Abinger Common is a small village in Surrey, five miles south-west of Dorking. It claims to be one of the oldest, if not the oldest village in England. It was inhabited by Stone Age men. In the grounds of the Manor House behind St. James Church, are the remains of a Mesolithic dwelling discovered in the 1950s and considered to be one of the finest examples of a Middle Stone Age settlement in Europe. More than 1,000 flint tools were found on this site.
Although St. James Church dates from Norman times, it was largely destroyed by a flying bomb during World War II and had to be extensively restored in the 1950s.
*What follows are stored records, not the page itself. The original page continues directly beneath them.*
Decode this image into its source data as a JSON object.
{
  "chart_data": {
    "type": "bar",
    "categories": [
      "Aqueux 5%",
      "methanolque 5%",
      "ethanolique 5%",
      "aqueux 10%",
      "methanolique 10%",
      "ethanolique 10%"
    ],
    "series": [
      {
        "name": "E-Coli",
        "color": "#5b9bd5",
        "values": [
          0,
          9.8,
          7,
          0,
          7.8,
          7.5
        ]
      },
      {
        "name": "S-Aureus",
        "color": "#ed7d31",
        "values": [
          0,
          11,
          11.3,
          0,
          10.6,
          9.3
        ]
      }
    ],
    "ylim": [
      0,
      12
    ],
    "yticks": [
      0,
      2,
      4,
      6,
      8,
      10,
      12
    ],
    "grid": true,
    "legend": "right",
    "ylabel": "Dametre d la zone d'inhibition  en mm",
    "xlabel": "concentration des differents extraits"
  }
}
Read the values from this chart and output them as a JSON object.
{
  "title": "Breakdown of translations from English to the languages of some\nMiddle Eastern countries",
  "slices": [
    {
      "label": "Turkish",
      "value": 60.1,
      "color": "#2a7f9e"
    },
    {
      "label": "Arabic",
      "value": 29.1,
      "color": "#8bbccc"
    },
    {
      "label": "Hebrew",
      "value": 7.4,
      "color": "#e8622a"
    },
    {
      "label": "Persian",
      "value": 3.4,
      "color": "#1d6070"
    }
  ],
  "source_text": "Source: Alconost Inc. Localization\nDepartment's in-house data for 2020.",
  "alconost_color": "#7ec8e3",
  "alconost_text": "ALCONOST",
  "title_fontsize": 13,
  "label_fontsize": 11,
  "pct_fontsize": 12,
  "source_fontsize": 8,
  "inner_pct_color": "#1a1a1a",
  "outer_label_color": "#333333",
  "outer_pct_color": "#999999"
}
Next to the village pub and opposite St. James Church and the village green, is Evelyn Hall, which was built in the 19th century, but has been completely refurbished and is used as the Village Hall for many different events. The Evelyn family has been closely connected with Abinger Common. On the village green, is a well, constructed by William John Evelyn, Lord of the Manor of Abinger and opened in 1893. He was a descendant of the 17th century diarist, John Evelyn. He was born in 1620 and died in 1706. He is buried close to Abinger Common, at St. John’s Church, Wotton. His diaries, whilst not meant to be published, reveal the social and political life of the 17th century. He was a friend of Samuel Pepys and Sir Christopher Wren and was a founder member of the Royal Society.
The Abinger Hatch pub, opposite the church and village green, is renowned for the quality of its food. In the summer there is a croquet lawn. On the village green, is a set of stocks to hold three people.